Artificial intelligence can determine lung cancer type
A new computer program can analyze images of patients’ lung tumors, specify cancer types, and even identify altered genes driving abnormal cell growth, a new study shows.
Led by researchers at NYU School of Medicine and published online in Nature Medicine, the study found that a type of artificial intelligence (AI), or “machine learning” program, could distinguish with 97 percent accuracy between adenocarcinoma and squamous cell carcinoma—two lung cancer types that experienced pathologists at times struggle to parse without confirmatory tests.
The AI tool was also able to determine whether abnormal versions of 6 genes linked to lung cancer—including EGFR, KRAS, and TP53—were present in cells, with an accuracy that ranged from 73 to 86 percent depending on the gene. Such genetic changes or mutations often cause the abnormal growth seen in cancer, but can also change a cell’s shape and interactions with its surroundings, providing visual clues for automated analysis.
Determining which genes are changed in each tumor has become vital with the increased use of targeted therapies that work only against cancer cells with specific mutations, researchers say. About 20 percent of patients with adenocarcinoma, for instance, are known to have mutations in the gene epidermal growth factor receptor or EGFR, which can now be treated with approved drugs.
But the genetic tests currently used to confirm the presence of mutations can take weeks to return results, say the study authors.
“Delaying the start of cancer treatment is never good,” says senior study author Aristotelis Tsirigos, Ph.D., associate professor in the Department of Pathology at NYU Langone’s Perlmutter Cancer Center. “Our study provides strong evidence that an AI approach will be able to instantly determine cancer subtype and mutational profile to get patients started on targeted therapies sooner.”
Machine Learning
In the current study, the research team designed statistical techniques that gave their program the ability to “learn” how to get better at a task but without being told exactly how. Such programs build rules and mathematical models that enable decision-making based on data examples fed into them, with the program getting “smarter” as the amount of training data grows.
Newer AI approaches, inspired by nerve cell networks in the brain, use increasingly complex circuits to process information in layers, with each step feeding information into the next, and assigning more or less importance to each piece of information along the way.
The current team trained a deep convolutional neural network, Google’s Inception v3, to analyze slide images obtained from The Cancer Genome Atlas, a database with images of cancer diagnoses that have already been determined. That let the researchers measure how well their program could be trained to accurately and automatically classify normal versus diseased tissue.

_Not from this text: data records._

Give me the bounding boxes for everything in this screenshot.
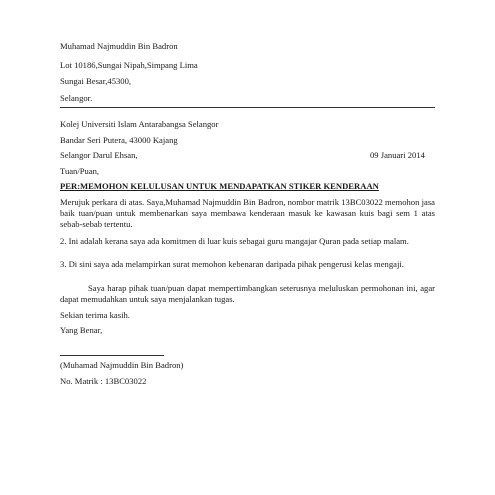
recipient-line3: Selangor Darul Ehsan, bbox=[60, 150, 138, 160]
sender-address-line2: Sungai Besar,45300, bbox=[60, 76, 132, 86]
signature-line bbox=[60, 355, 164, 356]
header-divider bbox=[60, 107, 435, 108]
thanks-line: Sekian terima kasih. bbox=[60, 310, 130, 320]
closing-line: Yang Benar, bbox=[60, 325, 103, 335]
paragraph-1: Merujuk perkara di atas. Saya,Muhamad Najmuddin Bin Badron, nombor matrik 13BC03022 memohon jasa baik tuan/puan untuk membenarkan saya membawa kenderaan masuk ke kawasan kuis bagi sem 1 atas sebab-sebab tertentu. bbox=[60, 197, 435, 229]
salutation: Tuan/Puan, bbox=[60, 166, 100, 176]
matric-number: No. Matrik : 13BC03022 bbox=[60, 376, 147, 386]
sender-address-line3: Selangor. bbox=[60, 93, 93, 103]
recipient-line2: Bandar Seri Putera, 43000 Kajang bbox=[60, 135, 178, 145]
paragraph-2: 2. Ini adalah kerana saya ada komitmen di luar kuis sebagai guru mangajar Quran pada setiap malam. bbox=[60, 236, 409, 246]
paragraph-3: 3. Di sini saya ada melampirkan surat memohon kebenaran daripada pihak pengerusi kelas mengaji. bbox=[60, 259, 404, 269]
sender-name: Muhamad Najmuddin Bin Badron bbox=[60, 41, 178, 51]
sender-address-line1: Lot 10186,Sungai Nipah,Simpang Lima bbox=[60, 60, 198, 70]
signature-name: (Muhamad Najmuddin Bin Badron) bbox=[60, 360, 184, 370]
paragraph-4: Saya harap pihak tuan/puan dapat mempertimbangkan seterusnya meluluskan permohonan ini, agar dapat memudahkan untuk saya menjalankan tugas. bbox=[60, 283, 435, 304]
recipient-line1: Kolej Universiti Islam Antarabangsa Selangor bbox=[60, 119, 219, 129]
letter-date: 09 Januari 2014 bbox=[370, 150, 425, 160]
letter-subject: PER:MEMOHON KELULUSAN UNTUK MENDAPATKAN STIKER KENDERAAN bbox=[60, 181, 379, 191]
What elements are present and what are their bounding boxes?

Interestingly, the study found that about half of the small percentage of tumor images misclassified by the study AI program were also misclassified by the pathologists, highlighting the difficulty in distinguishing between the two lung cancer types. On the other hand, 45 out of 54 of the images misclassified by at least one of the pathologist in the study were assigned to the correct cancer type by the machine learning program, suggesting that AI could offer a useful second opinion.
“In our study, we were excited to improve on pathologist-level accuracies, and to show that AI can discover previously unknown patterns in the visible features of cancer cells and the tissues around them,” says co-corresponding author Narges Razavian, Ph.D., assistant professor in the departments of Radiology and Population Health. “The synergy between data and computational power is creating unprecedented opportunities to improve both the practice and the science of medicine.”